## Introduction to Classification

• Recall, for linear regression the response variable $$Y$$ is quantitative and generally thought of as continuous

• How do we handle response variables that are qualitative (i.e., categorical)?

• For example, eye color
• Predicting a qualitative response for an observation can be referred to as classifying that observation, since it involves assigning the observation to a category, or class

• Often the methods used for classification first predict the probability that the observation belongs to each of the categories of a qualitative variable, as the basis for making the classification

• Widely used classifiers:

• Logistic Regression, Linear Discriminant Analysis, quadratic Discriminant Analysis, Naive Bayes, and K-Nearest Neighbors

## Classification

• Qualitative variables take values in an unordered set $$C$$

• eye color $$\in$$ {brown, blue, green}

• color $$\in$$ {blue, red, green, yellow}

• Given a feature vector $$X$$ and a qualitative response $$Y$$ taking values in the set $$C$$, the classification task is to build a function $$C(X)$$ that takes as a input the feature vector $$X$$ and predicts its value for $$Y$$

• Often we are more interested in estimating the probabilities that $$X$$ belongs to each category in $$C$$

• For example, it is more valuable to have an estimate of the probability that an insurance claim is fraudulent, than a classification fraudulent or not

• We are interested in predicting whether an individual will default on his or her credit card payment, on the basis of annual income and monthly credit card balance

• In the left-hand panel, we have plotted annual income and monthly credit card balance for a subset of 10,000 individuals

• The individuals who defaulted in a given month are shown in orange, and those who did not in blue
• In the center and right-hand panels, two pairs of boxplots are shown.

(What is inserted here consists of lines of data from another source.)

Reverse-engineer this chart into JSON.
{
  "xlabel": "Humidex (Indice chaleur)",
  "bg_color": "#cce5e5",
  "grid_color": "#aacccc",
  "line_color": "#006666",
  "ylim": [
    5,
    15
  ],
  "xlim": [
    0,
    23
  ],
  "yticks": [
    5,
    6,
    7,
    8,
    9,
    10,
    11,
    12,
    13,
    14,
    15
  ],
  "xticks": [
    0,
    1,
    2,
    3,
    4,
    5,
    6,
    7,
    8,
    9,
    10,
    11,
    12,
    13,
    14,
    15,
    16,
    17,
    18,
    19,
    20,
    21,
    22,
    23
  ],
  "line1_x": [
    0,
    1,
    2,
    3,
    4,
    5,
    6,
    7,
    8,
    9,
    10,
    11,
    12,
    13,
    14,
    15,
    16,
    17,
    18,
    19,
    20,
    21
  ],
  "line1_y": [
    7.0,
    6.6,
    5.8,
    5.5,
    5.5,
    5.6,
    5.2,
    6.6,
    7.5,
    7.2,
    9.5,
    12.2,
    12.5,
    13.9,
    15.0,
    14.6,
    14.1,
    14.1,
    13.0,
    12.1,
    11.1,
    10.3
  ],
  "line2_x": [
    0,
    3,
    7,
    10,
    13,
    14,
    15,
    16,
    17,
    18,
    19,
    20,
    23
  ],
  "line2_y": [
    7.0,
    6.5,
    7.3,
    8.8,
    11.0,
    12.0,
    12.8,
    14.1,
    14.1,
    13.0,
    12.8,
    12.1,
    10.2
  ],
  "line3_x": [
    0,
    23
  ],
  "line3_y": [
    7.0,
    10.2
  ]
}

The first shows the distribution of balance split by the binary default variable; the second is a similar plot for income

## Can We Use Linear Regression?

• Suppose for the example above that we code the response as follows:

• $$Y = \left\{\begin{matrix} 0 \\ 1 \end{matrix}\right.$$

• Where 0 equals “No”

• And 1 equals “Yes”

• Can we simply perform linear regression of Y on X and classify as $$Yes$$ if $$\hat{Y}$$ > 0.5

• In this case of a binary outcome, linear regression does a decent job as a classifier and is equivalent to Linear Discriminant Analysis (discussed below)

• Since in the population $$E(Y|X = x)= Pr(Y = 1 | X = X)$$, we might think that regression is perfect for this task

• However, linear regression might produce probabilities that are less than zero or larger than 1

• Logistic regression is more appropriate